European standards also require that apparatus be subdivided into two groups. Group I apparatus is used in mines where the danger is methane gas and coal dust. Group II is for apparatus used in surface industries where the danger is gas and vapor that has been subdivided into three groups labeled A, B and C.
The table below compares U.S. and European practices.
Zone 2 (IEC/Europe) and Division 2 (U.S.) are similar, but not identical, while Division 1 includes the corresponding Zones 0 and 1. An instrument designed for Zone 1 can’t necessarily be used directly in Division 1, and no quantifications of the expressions “long period” for Zone 0, “can be present” for Zone 1 and Division 1, and “not normally present” for Zone 2 are given.
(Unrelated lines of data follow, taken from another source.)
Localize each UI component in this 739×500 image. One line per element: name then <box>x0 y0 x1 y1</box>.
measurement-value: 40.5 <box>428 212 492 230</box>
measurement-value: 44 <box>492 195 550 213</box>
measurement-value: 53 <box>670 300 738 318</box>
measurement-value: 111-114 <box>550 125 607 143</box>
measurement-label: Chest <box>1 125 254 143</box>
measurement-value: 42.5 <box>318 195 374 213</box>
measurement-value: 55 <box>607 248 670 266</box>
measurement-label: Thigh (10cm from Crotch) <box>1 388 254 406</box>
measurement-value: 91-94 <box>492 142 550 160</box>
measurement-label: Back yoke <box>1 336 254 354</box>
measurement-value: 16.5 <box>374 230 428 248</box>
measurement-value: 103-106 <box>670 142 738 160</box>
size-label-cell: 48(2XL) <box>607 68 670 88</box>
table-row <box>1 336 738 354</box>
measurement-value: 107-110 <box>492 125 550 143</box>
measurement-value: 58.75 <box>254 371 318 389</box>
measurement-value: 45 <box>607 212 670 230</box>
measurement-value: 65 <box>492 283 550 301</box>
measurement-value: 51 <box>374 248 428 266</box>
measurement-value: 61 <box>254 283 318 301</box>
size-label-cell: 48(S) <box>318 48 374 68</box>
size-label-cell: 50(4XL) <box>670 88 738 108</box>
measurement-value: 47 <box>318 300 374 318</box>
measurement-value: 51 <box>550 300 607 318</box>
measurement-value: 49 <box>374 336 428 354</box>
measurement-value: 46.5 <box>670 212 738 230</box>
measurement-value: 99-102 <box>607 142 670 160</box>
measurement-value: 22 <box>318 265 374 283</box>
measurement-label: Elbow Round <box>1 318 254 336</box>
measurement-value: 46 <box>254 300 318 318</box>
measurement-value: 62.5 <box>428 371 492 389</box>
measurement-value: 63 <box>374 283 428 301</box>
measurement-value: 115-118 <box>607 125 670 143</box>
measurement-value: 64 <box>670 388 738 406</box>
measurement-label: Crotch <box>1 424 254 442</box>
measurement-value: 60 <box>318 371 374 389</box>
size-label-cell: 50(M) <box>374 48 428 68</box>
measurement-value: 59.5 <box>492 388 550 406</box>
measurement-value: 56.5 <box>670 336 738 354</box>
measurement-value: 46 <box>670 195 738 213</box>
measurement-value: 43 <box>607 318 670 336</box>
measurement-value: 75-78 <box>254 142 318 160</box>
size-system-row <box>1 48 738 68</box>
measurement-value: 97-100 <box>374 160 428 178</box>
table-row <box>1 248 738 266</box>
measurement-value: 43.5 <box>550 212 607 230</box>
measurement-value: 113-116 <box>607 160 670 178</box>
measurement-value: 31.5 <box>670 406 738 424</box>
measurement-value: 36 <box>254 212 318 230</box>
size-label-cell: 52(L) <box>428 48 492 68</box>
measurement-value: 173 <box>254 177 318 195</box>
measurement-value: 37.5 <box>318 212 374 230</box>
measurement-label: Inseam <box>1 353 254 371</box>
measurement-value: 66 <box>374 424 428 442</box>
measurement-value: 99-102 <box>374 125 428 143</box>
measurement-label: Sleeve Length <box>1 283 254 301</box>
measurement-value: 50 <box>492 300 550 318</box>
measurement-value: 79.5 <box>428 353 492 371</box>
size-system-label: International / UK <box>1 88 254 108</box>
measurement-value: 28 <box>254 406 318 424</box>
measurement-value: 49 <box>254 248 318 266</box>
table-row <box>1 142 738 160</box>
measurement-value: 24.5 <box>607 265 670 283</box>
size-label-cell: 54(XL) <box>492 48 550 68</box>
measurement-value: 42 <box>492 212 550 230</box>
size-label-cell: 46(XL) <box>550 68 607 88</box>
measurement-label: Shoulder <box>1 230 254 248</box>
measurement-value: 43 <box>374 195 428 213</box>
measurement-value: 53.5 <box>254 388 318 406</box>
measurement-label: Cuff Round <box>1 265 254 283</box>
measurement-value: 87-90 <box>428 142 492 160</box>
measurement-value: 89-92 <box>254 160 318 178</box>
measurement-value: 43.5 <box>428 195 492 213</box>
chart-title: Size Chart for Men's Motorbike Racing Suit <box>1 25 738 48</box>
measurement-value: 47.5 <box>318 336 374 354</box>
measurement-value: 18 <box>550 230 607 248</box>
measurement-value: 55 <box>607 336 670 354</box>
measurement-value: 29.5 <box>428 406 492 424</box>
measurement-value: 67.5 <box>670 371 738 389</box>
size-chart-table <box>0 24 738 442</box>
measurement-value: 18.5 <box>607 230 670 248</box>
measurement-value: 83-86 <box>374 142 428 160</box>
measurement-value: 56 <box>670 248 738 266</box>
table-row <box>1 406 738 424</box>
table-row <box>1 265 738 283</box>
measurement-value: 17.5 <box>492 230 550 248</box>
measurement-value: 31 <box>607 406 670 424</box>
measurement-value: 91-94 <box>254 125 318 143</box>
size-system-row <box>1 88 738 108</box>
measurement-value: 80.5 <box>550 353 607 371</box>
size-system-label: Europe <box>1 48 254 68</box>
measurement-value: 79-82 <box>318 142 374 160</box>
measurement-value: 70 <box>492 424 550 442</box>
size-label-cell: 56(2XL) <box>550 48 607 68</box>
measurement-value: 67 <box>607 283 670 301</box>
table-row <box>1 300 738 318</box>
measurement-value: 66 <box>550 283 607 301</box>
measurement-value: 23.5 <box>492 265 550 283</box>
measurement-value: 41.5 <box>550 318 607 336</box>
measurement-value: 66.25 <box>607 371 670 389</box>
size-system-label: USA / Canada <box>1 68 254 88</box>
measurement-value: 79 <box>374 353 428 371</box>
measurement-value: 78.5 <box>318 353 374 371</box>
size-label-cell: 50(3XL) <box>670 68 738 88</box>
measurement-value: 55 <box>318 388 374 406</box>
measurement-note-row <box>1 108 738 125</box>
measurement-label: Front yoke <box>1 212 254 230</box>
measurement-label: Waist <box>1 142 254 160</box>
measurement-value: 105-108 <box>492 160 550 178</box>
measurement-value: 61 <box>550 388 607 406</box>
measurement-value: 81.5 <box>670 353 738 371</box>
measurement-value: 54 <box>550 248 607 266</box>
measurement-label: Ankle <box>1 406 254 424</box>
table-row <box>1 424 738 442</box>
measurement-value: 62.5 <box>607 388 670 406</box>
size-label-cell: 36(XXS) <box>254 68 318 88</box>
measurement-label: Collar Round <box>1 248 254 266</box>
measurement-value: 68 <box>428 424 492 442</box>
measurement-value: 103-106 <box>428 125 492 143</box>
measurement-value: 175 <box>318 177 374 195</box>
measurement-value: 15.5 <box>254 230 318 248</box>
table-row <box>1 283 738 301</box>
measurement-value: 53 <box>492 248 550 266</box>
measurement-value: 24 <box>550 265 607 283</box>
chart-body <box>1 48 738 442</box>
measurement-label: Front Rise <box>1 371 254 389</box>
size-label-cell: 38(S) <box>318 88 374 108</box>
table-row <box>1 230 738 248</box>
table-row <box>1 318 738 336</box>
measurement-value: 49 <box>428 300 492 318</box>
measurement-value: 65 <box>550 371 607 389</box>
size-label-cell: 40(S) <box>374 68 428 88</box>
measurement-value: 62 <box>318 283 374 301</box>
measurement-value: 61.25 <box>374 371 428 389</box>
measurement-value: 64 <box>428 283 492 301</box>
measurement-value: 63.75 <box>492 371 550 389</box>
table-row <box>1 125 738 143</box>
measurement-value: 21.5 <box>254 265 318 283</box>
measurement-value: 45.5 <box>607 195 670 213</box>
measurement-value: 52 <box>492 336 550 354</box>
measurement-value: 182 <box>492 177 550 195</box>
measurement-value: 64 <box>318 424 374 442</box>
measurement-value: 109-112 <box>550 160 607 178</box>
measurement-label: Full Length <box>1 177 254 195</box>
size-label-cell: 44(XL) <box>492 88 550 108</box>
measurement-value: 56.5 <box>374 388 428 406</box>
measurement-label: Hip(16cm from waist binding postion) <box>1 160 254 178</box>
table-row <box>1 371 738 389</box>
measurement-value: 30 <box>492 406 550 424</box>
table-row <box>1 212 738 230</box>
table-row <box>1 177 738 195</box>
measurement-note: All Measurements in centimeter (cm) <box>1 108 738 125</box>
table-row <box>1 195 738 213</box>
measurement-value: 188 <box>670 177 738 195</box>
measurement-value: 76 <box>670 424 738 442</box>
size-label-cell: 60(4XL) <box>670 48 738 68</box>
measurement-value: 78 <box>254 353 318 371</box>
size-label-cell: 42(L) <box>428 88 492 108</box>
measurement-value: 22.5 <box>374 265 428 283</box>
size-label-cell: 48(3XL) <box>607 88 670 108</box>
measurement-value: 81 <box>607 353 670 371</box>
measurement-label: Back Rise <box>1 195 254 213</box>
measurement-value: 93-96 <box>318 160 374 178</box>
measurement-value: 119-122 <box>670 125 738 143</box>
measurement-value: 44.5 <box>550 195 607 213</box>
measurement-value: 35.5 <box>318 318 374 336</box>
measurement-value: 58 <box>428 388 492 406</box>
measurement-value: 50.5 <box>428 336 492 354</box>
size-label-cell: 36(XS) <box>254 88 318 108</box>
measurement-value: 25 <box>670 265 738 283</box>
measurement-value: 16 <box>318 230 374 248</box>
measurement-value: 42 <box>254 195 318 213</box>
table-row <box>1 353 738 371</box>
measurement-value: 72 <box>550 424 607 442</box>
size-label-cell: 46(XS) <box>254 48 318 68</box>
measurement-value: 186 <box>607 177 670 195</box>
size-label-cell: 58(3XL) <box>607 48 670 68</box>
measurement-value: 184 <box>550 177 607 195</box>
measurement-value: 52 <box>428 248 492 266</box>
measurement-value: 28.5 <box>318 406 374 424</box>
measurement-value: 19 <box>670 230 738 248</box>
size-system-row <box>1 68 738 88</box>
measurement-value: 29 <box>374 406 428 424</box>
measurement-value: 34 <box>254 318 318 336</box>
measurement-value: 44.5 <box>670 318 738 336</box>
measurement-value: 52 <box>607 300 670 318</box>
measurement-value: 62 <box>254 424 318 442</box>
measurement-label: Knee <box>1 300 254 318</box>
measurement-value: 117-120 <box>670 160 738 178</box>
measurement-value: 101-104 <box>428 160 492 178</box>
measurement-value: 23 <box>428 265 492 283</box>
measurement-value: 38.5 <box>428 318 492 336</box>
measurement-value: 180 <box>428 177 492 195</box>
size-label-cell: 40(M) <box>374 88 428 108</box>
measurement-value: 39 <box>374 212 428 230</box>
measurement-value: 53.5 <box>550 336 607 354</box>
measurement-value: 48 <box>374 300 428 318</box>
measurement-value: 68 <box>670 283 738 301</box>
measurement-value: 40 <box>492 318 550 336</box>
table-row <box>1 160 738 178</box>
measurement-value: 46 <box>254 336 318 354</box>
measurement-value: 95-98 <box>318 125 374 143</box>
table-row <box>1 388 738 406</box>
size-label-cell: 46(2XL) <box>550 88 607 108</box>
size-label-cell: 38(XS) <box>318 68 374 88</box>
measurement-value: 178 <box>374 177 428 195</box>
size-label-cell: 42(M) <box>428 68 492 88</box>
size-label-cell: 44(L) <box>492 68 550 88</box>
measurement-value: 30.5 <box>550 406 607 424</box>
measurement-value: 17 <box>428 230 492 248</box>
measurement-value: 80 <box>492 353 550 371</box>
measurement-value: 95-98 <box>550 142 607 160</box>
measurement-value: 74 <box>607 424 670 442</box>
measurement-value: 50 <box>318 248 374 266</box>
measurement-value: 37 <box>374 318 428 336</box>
In common practice for Zone 0, a level of probability of a dangerous mixture present more than 1% of the time is generally accepted. Locations classified as Zone 1 have a level of probability of a dangerous mixture between 0.01% and 1% (maximum 100 hours per year). Zone 2 locations are considered dangerous when said mixture is present for no more than one hour per year.
The main difference between the U.S. and the European classification of hazardous locations is that there is currently no direct equivalent to the European Zone 0 in the U.S. system. However, existing standards may be revised to allow an equivalent representation. Zone 0 is therefore the most dangerous. An instrument designed for Zone 0 must be incapable of generating or accumulating sufficient energy to ignite the fuel mixture.
Electrical equipment that has been assessed, tested, and found compliant with the ATEX Directive and relevant European Harmonized Standards must be marked with the certification coding as described in the standards.